The quarter-teaspoon of salt in the filling is the detail nobody writes down. Sugar and fat together read as flat without it; salt sharpens the cinnamon and makes the sweetness legible instead of merely present. Half a teaspoon is better if your butter is unsalted and your palate is like mine.
The case against
Kanelbullar are a four-hour project with a four-hour peak, and they are genuinely worse the next morning. Everything about them is calibrated for a bun eaten warm within sight of the oven, which makes them a poor thing to bake for a party the day before and an excellent reason to own a freezer.
They are also, by the standards of what most people expect from a cinnamon bun, underwhelming on first bite.
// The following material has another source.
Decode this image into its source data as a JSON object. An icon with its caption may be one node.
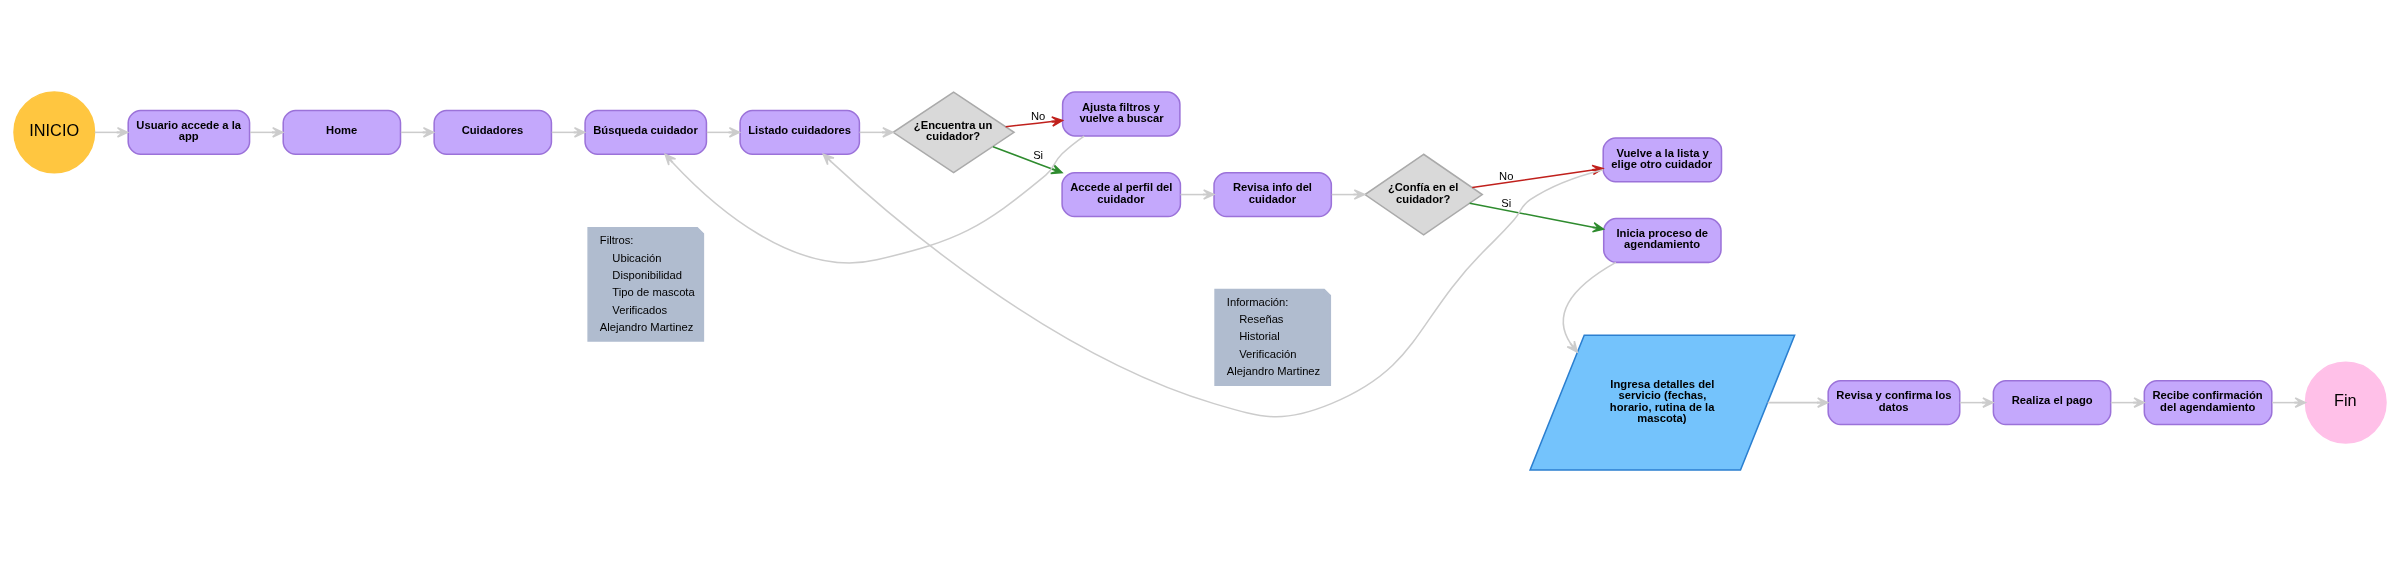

If you have grown up on the American roll — the gooey centre, the frosting, the sheer sugar — a kanelbulle can read as dry and plain. That reaction is a fair description of the design brief rather than a failure. The bun is built to disappear alongside coffee and to leave you willing to have another one before lunch. Judged on its own terms it is one of the great pieces of bread engineering in Europe; judged as a dessert it will lose every time.
And the cardamom is not optional or negotiable. Without it, all the work above produces a competent enriched bun with cinnamon in it, which you can buy anywhere. The same distinction separates a proper Swedish cardamom bun from a supermarket approximation, and it separates a real kringle from a sweet plait.
Storage and troubleshooting
Kanelbullar are best within four hours and acceptable for a day. They freeze extremely well — cool completely, bag, freeze up to three months, and refresh straight from frozen at 180°C for five minutes, which brings them back almost entirely.
Filling leaked everywhere. The butter was melted rather than very soft, or the dough was warm. Chill the rolled sheet for ten minutes before cutting if your kitchen is hot.
Buns unwound in the oven. The tuck was not tucked. Push the loose end firmly up through the centre and press it against the tray.
Dry. Overbaked, or the syrup was skipped. Both are common and the syrup is thirty seconds of work.
Dense. Under-kneaded, or under-proved. The shaped buns should look inflated and hold a fingerprint halfway before they go in.
No cardamom. The jar. Always the jar.
Serve with black coffee, standing up, at ten in the morning. That is what they are for.